就让他随风逝去吧——阿门。

    孔稷在心里哀悼,他可怜小太子,大概这辈子都对热气球有阴影了。

    他手疾眼快,圈住穆元咏的腰际,当场给众人来了个公主抱,穆元咏死死的把头埋在孔稷的怀里面,呜咽一声,如同小兽的哼唧。

    他期待已久的出场,至此全盘覆没。

    没有任何反转的可能。

    这场朝会匆匆落幕,但是大臣的灵魂仍旧留在殿内,留在那殿里的小太子身上。

    内阁有三位宰相,这还是削减后的,听说前朝有六位,如今以右为尊,右宰相年龄六十有余,历经三朝,算是元老级别的人物,他有一撮美须,没事就喜欢拿手捋两下。

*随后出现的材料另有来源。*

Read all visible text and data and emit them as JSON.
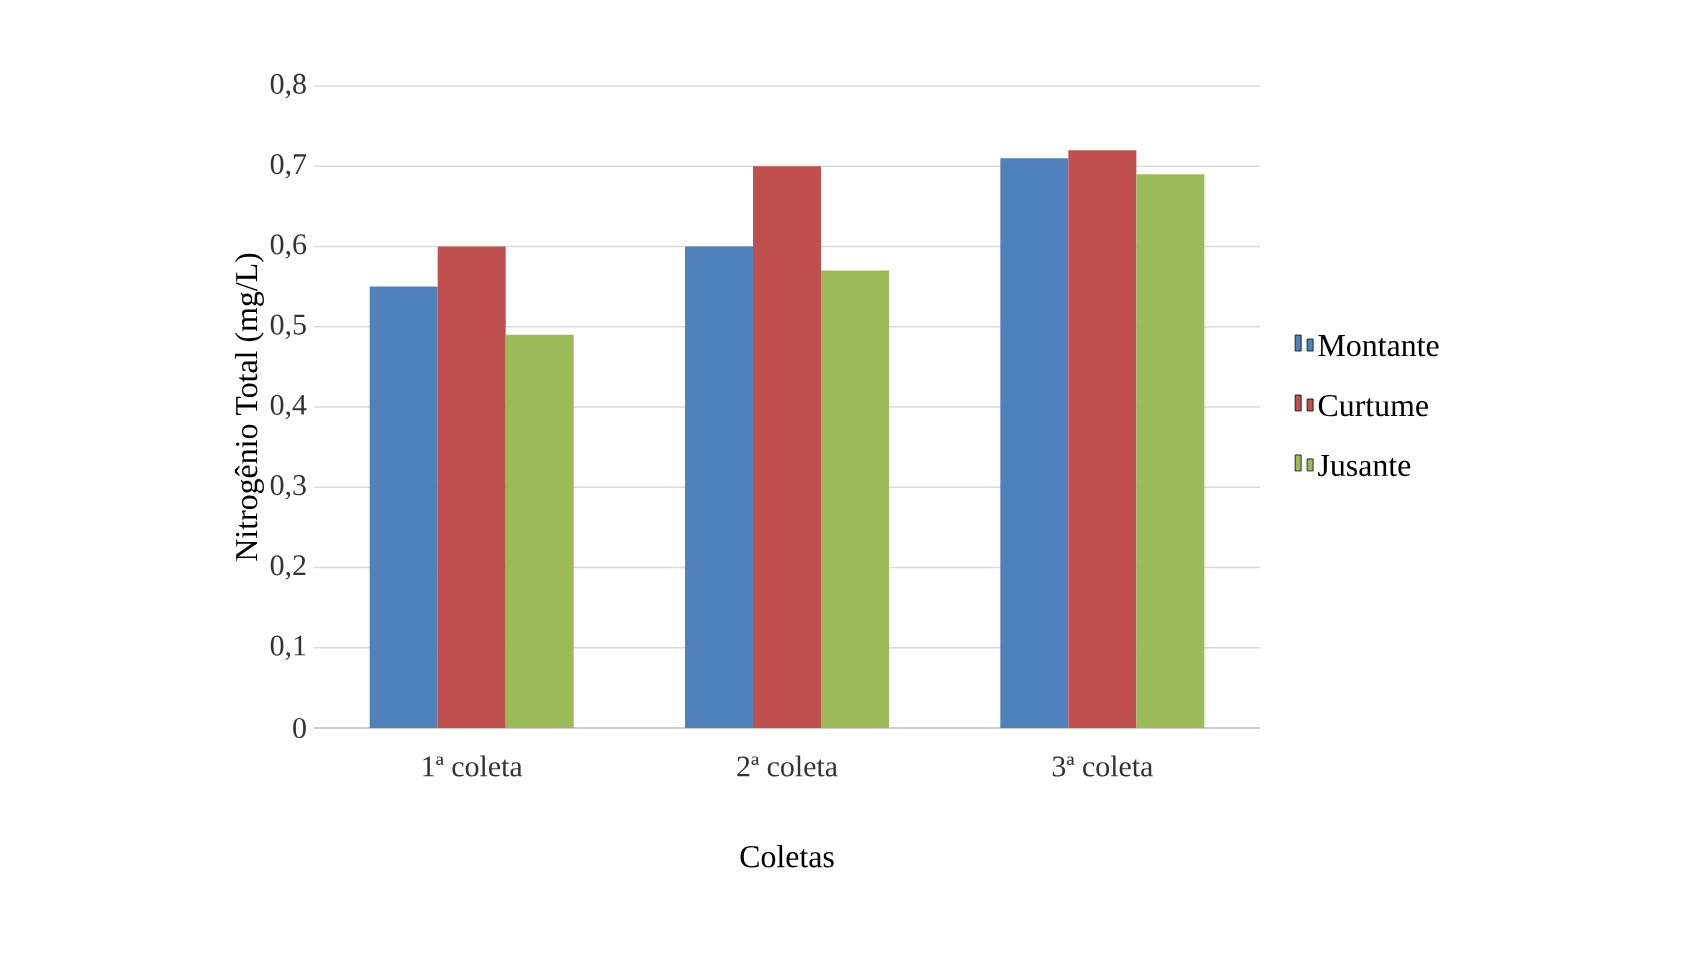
{
  "chart_data": {
    "type": "bar",
    "xlabel": "Coletas",
    "ylabel": "Nitrogênio  Total (mg/L)",
    "categories": [
      "1ª coleta",
      "2ª coleta",
      "3ª coleta"
    ],
    "series": [
      {
        "name": "Montante",
        "color": "#4f81bd",
        "values": [
          0.55,
          0.6,
          0.71
        ]
      },
      {
        "name": "Curtume",
        "color": "#c0504d",
        "values": [
          0.6,
          0.7,
          0.72
        ]
      },
      {
        "name": "Jusante",
        "color": "#9bbb59",
        "values": [
          0.49,
          0.57,
          0.69
        ]
      }
    ],
    "ylim": [
      0,
      0.8
    ],
    "yticks": [
      {
        "value": 0,
        "label": "0"
      },
      {
        "value": 0.1,
        "label": "0,1"
      },
      {
        "value": 0.2,
        "label": "0,2"
      },
      {
        "value": 0.3,
        "label": "0,3"
      },
      {
        "value": 0.4,
        "label": "0,4"
      },
      {
        "value": 0.5,
        "label": "0,5"
      },
      {
        "value": 0.6,
        "label": "0,6"
      },
      {
        "value": 0.7,
        "label": "0,7"
      },
      {
        "value": 0.8,
        "label": "0,8"
      }
    ],
    "grid": "y",
    "legend": "right"
  }
}
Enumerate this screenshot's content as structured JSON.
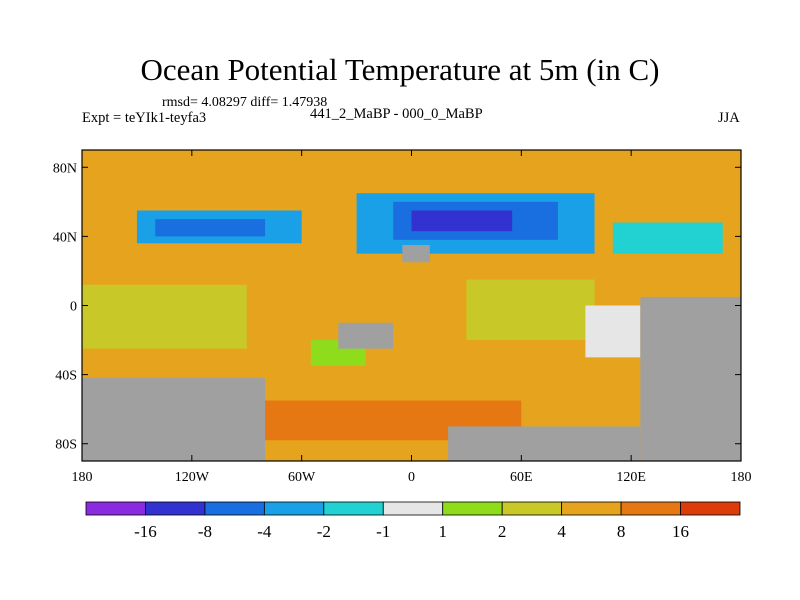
{
  "chart_data": {
    "type": "heatmap",
    "title": "Ocean Potential Temperature at 5m (in C)",
    "stats": "rmsd= 4.08297 diff= 1.47938",
    "experiment": "Expt = teYIk1-teyfa3",
    "comparison": "441_2_MaBP - 000_0_MaBP",
    "season": "JJA",
    "x_ticks": [
      {
        "value": -180,
        "label": "180"
      },
      {
        "value": -120,
        "label": "120W"
      },
      {
        "value": -60,
        "label": "60W"
      },
      {
        "value": 0,
        "label": "0"
      },
      {
        "value": 60,
        "label": "60E"
      },
      {
        "value": 120,
        "label": "120E"
      },
      {
        "value": 180,
        "label": "180"
      }
    ],
    "y_ticks": [
      {
        "value": 80,
        "label": "80N"
      },
      {
        "value": 40,
        "label": "40N"
      },
      {
        "value": 0,
        "label": "0"
      },
      {
        "value": -40,
        "label": "40S"
      },
      {
        "value": -80,
        "label": "80S"
      }
    ],
    "xlim": [
      -180,
      180
    ],
    "ylim": [
      -90,
      90
    ],
    "colorbar": {
      "colors": [
        "#8a2be2",
        "#3232d0",
        "#1a6fe0",
        "#1aa0e6",
        "#22d2d2",
        "#e6e6e6",
        "#8fdc1c",
        "#c8c828",
        "#e6a41e",
        "#e67814",
        "#dc3c0a"
      ],
      "labels": [
        "-16",
        "-8",
        "-4",
        "-2",
        "-1",
        "1",
        "2",
        "4",
        "8",
        "16"
      ],
      "levels": [
        -16,
        -8,
        -4,
        -2,
        -1,
        1,
        2,
        4,
        8,
        16
      ]
    },
    "land_color": "#a0a0a0",
    "regions": [
      {
        "name": "north-polar-band",
        "color": "#e6a41e",
        "lon": [
          -180,
          180
        ],
        "lat": [
          68,
          90
        ]
      },
      {
        "name": "north-pacific-cold",
        "color": "#1aa0e6",
        "lon": [
          -150,
          -60
        ],
        "lat": [
          36,
          55
        ]
      },
      {
        "name": "north-pacific-core",
        "color": "#1a6fe0",
        "lon": [
          -140,
          -80
        ],
        "lat": [
          40,
          50
        ]
      },
      {
        "name": "north-atlantic-cold",
        "color": "#1aa0e6",
        "lon": [
          -30,
          100
        ],
        "lat": [
          30,
          65
        ]
      },
      {
        "name": "north-atlantic-core",
        "color": "#1a6fe0",
        "lon": [
          -10,
          80
        ],
        "lat": [
          38,
          60
        ]
      },
      {
        "name": "north-atlantic-coldest",
        "color": "#3232d0",
        "lon": [
          0,
          55
        ],
        "lat": [
          43,
          55
        ]
      },
      {
        "name": "east-pacific-cool",
        "color": "#22d2d2",
        "lon": [
          110,
          170
        ],
        "lat": [
          30,
          48
        ]
      },
      {
        "name": "tropical-yellow-west",
        "color": "#c8c828",
        "lon": [
          -180,
          -90
        ],
        "lat": [
          -25,
          12
        ]
      },
      {
        "name": "tropical-yellow-east",
        "color": "#c8c828",
        "lon": [
          30,
          100
        ],
        "lat": [
          -20,
          15
        ]
      },
      {
        "name": "southern-ocean-warm",
        "color": "#e67814",
        "lon": [
          -100,
          60
        ],
        "lat": [
          -78,
          -55
        ]
      },
      {
        "name": "south-atlantic-green",
        "color": "#8fdc1c",
        "lon": [
          -55,
          -25
        ],
        "lat": [
          -35,
          -20
        ]
      },
      {
        "name": "south-indian-white",
        "color": "#e6e6e6",
        "lon": [
          95,
          125
        ],
        "lat": [
          -30,
          0
        ]
      }
    ],
    "land": [
      {
        "name": "land-south-america-pacific",
        "lon": [
          -180,
          -80
        ],
        "lat": [
          -90,
          -42
        ]
      },
      {
        "name": "land-australia-east",
        "lon": [
          125,
          180
        ],
        "lat": [
          -90,
          5
        ]
      },
      {
        "name": "land-antarctic",
        "lon": [
          20,
          125
        ],
        "lat": [
          -90,
          -70
        ]
      },
      {
        "name": "land-africa-patch",
        "lon": [
          -40,
          -10
        ],
        "lat": [
          -25,
          -10
        ]
      },
      {
        "name": "land-europe-patch",
        "lon": [
          -5,
          10
        ],
        "lat": [
          25,
          35
        ]
      }
    ]
  }
}
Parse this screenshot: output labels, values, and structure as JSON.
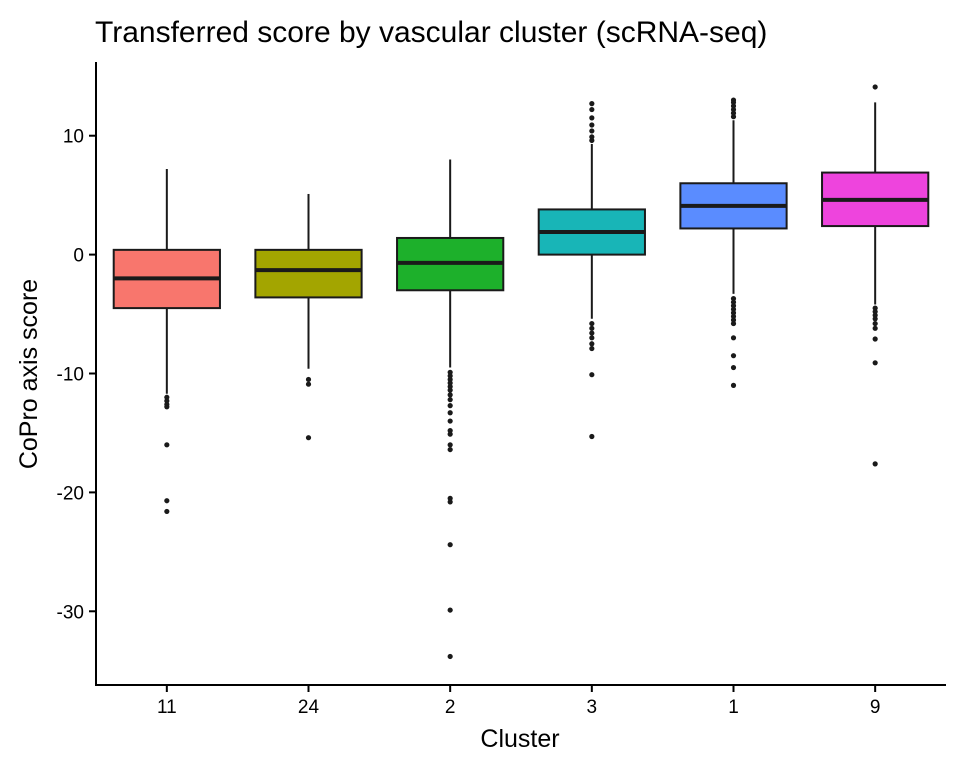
{
  "chart_data": {
    "type": "box",
    "title": "Transferred score by vascular cluster (scRNA-seq)",
    "xlabel": "Cluster",
    "ylabel": "CoPro axis score",
    "ylim": [
      -36.2,
      16.2
    ],
    "yticks": [
      10,
      0,
      -10,
      -20,
      -30
    ],
    "ytick_labels": [
      "10",
      "0",
      "-10",
      "-20",
      "-30"
    ],
    "grid": false,
    "legend": "none",
    "categories": [
      "11",
      "24",
      "2",
      "3",
      "1",
      "9"
    ],
    "boxes": [
      {
        "category": "11",
        "color": "#F8766D",
        "q1": -4.5,
        "median": -2.0,
        "q3": 0.4,
        "whisker_low": -11.7,
        "whisker_high": 7.2,
        "outliers": [
          -12.0,
          -12.3,
          -12.6,
          -12.8,
          -16.0,
          -20.7,
          -21.6
        ]
      },
      {
        "category": "24",
        "color": "#A3A500",
        "color_note": "",
        "q1": -3.6,
        "median": -1.3,
        "q3": 0.4,
        "whisker_low": -9.6,
        "whisker_high": 5.1,
        "outliers": [
          -10.5,
          -10.9,
          -15.4
        ]
      },
      {
        "category": "2",
        "color": "#1DB02B",
        "q1": -3.0,
        "median": -0.7,
        "q3": 1.4,
        "whisker_low": -9.5,
        "whisker_high": 8.0,
        "outliers": [
          -9.9,
          -10.2,
          -10.5,
          -10.8,
          -11.1,
          -11.4,
          -11.8,
          -12.2,
          -12.7,
          -13.3,
          -14.0,
          -14.8,
          -15.1,
          -16.0,
          -16.4,
          -20.5,
          -20.8,
          -24.4,
          -29.9,
          -33.8
        ]
      },
      {
        "category": "3",
        "color": "#18B5B7",
        "q1": 0.0,
        "median": 1.9,
        "q3": 3.8,
        "whisker_low": -5.4,
        "whisker_high": 9.3,
        "outliers": [
          9.6,
          9.9,
          10.4,
          10.9,
          11.5,
          12.2,
          12.7,
          -5.8,
          -6.2,
          -6.6,
          -7.0,
          -7.5,
          -7.9,
          -10.1,
          -15.3
        ]
      },
      {
        "category": "1",
        "color": "#5A8CFF",
        "q1": 2.2,
        "median": 4.1,
        "q3": 6.0,
        "whisker_low": -3.3,
        "whisker_high": 11.3,
        "outliers": [
          11.6,
          11.9,
          12.2,
          12.5,
          12.8,
          13.0,
          -3.7,
          -4.0,
          -4.3,
          -4.6,
          -4.9,
          -5.2,
          -5.5,
          -5.8,
          -7.0,
          -8.5,
          -9.5,
          -11.0
        ]
      },
      {
        "category": "9",
        "color": "#EE44DD",
        "q1": 2.4,
        "median": 4.6,
        "q3": 6.9,
        "whisker_low": -4.2,
        "whisker_high": 12.8,
        "outliers": [
          14.1,
          -4.5,
          -4.8,
          -5.1,
          -5.4,
          -5.8,
          -6.2,
          -7.1,
          -9.1,
          -17.6
        ]
      }
    ]
  }
}
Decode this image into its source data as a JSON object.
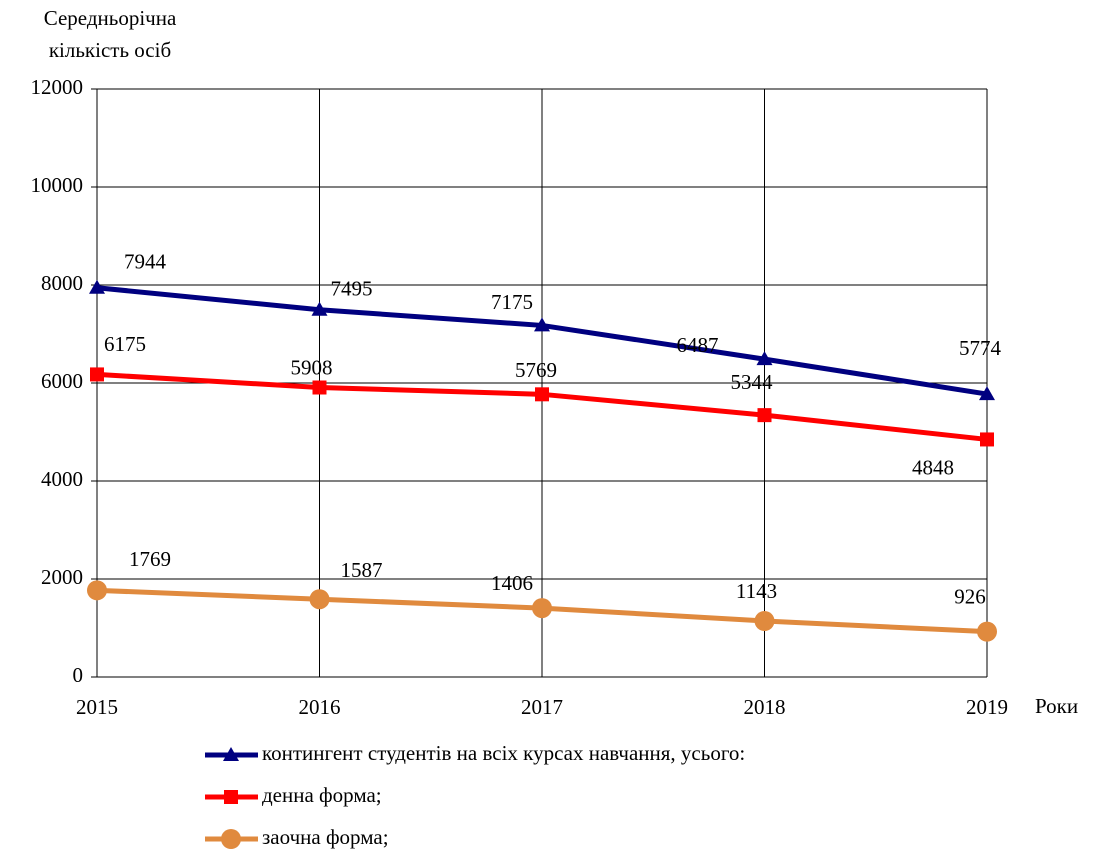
{
  "chart_data": {
    "type": "line",
    "y_label": [
      "Середньорічна",
      "кількість осіб"
    ],
    "x_label": "Роки",
    "categories": [
      "2015",
      "2016",
      "2017",
      "2018",
      "2019"
    ],
    "series": [
      {
        "name": "контингент студентів на всіх курсах навчання, усього:",
        "color": "#000080",
        "marker": "triangle",
        "values": [
          7944,
          7495,
          7175,
          6487,
          5774
        ]
      },
      {
        "name": "денна форма;",
        "color": "#ff0000",
        "marker": "square",
        "values": [
          6175,
          5908,
          5769,
          5344,
          4848
        ]
      },
      {
        "name": "заочна форма;",
        "color": "#e08a3e",
        "marker": "circle",
        "values": [
          1769,
          1587,
          1406,
          1143,
          926
        ]
      }
    ],
    "ylim": [
      0,
      12000
    ],
    "yticks": [
      0,
      2000,
      4000,
      6000,
      8000,
      10000,
      12000
    ],
    "grid": true
  }
}
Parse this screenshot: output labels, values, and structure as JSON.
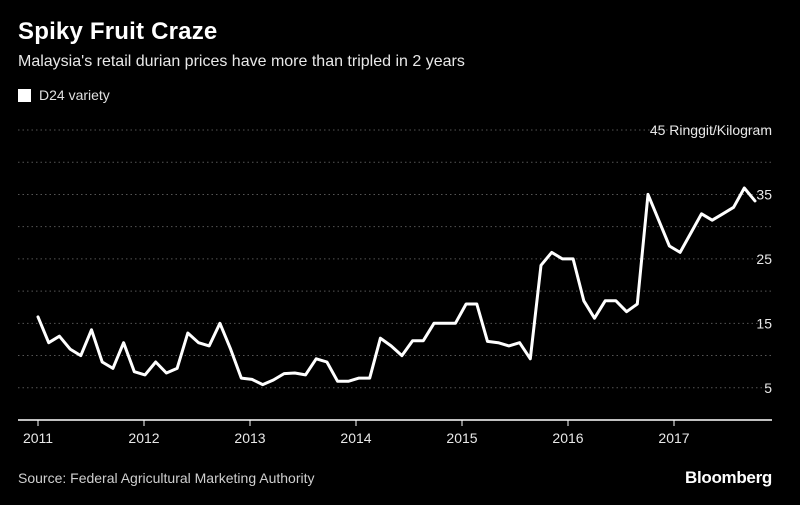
{
  "colors": {
    "background": "#000000",
    "line": "#ffffff",
    "grid": "#555555",
    "axis": "#ffffff",
    "text": "#ffffff"
  },
  "chart_data": {
    "type": "line",
    "title": "Spiky Fruit Craze",
    "subtitle": "Malaysia's retail durian prices have more than tripled in 2 years",
    "ylabel": "45 Ringgit/Kilogram",
    "xlabel": "",
    "ylim": [
      0,
      45
    ],
    "yticks": [
      5,
      15,
      25,
      35
    ],
    "grid": true,
    "legend": "top-left",
    "x_ticks": [
      "2011",
      "2012",
      "2013",
      "2014",
      "2015",
      "2016",
      "2017"
    ],
    "x_range": [
      2011.0,
      2018.0
    ],
    "series": [
      {
        "name": "D24 variety",
        "x": [
          2011.0,
          2011.1,
          2011.2,
          2011.3,
          2011.4,
          2011.5,
          2011.6,
          2011.7,
          2011.8,
          2011.9,
          2012.0,
          2012.1,
          2012.2,
          2012.3,
          2012.4,
          2012.5,
          2012.6,
          2012.7,
          2012.8,
          2012.9,
          2013.0,
          2013.1,
          2013.2,
          2013.3,
          2013.4,
          2013.5,
          2013.6,
          2013.7,
          2013.8,
          2013.9,
          2014.0,
          2014.1,
          2014.2,
          2014.3,
          2014.4,
          2014.5,
          2014.6,
          2014.7,
          2014.8,
          2014.9,
          2015.0,
          2015.1,
          2015.2,
          2015.3,
          2015.4,
          2015.5,
          2015.6,
          2015.7,
          2015.8,
          2015.9,
          2016.0,
          2016.1,
          2016.2,
          2016.3,
          2016.4,
          2016.5,
          2016.6,
          2016.7,
          2016.8,
          2016.9,
          2017.0,
          2017.1,
          2017.2,
          2017.3,
          2017.4,
          2017.5,
          2017.6,
          2017.7
        ],
        "values": [
          16,
          12,
          13,
          11,
          10,
          14,
          9,
          8,
          12,
          7.5,
          7,
          9,
          7.3,
          8,
          13.5,
          12,
          11.5,
          15,
          11,
          6.5,
          6.3,
          5.5,
          6.2,
          7.2,
          7.3,
          7,
          9.5,
          9,
          6,
          6,
          6.5,
          6.5,
          12.7,
          11.5,
          10,
          12.3,
          12.3,
          15,
          15,
          15,
          18,
          18,
          12.2,
          12,
          11.5,
          12,
          9.5,
          24,
          26,
          25,
          25,
          18.5,
          15.8,
          18.5,
          18.5,
          16.8,
          18,
          35,
          31,
          27,
          26,
          29,
          32,
          31,
          32,
          33,
          36,
          34
        ]
      }
    ]
  },
  "source": "Source: Federal Agricultural Marketing Authority",
  "brand": "Bloomberg"
}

    这会儿他一边捋他的美须,一边对一旁的中丞寒暄:“你说这太子,到底是个什么样的人呢?”

    御史中丞跟右宰一直是好友,平日里闲暇还会一起品那两口小酒,些许爱好不足挂齿,此时听右宰这么说,知道他只是心有所感,油然而发,也没有多想,跟着答了一句:“不说是什么样的人,到底是太子……”他说着言语一顿,想是也想到殿前的那一幕。

    “不过,我看,却是个有趣的人。”

    右宰被他这句话逗得大笑:“哈哈有趣!果真是个有趣的人!”

    到底还是个年轻人,行事难免猖狂,这大雍,仍旧还是他们的大雍。

    这样的话语在其他的地方也出现过多次,太子之名一日之间响遍京城,那顺竿爬下的幼稚举动反倒盖过了热气球给人的震撼。

    也许是个新鲜玩意儿,但到底还是有些过于危险,不值得提倡。

    ——他们这么评价那热气球。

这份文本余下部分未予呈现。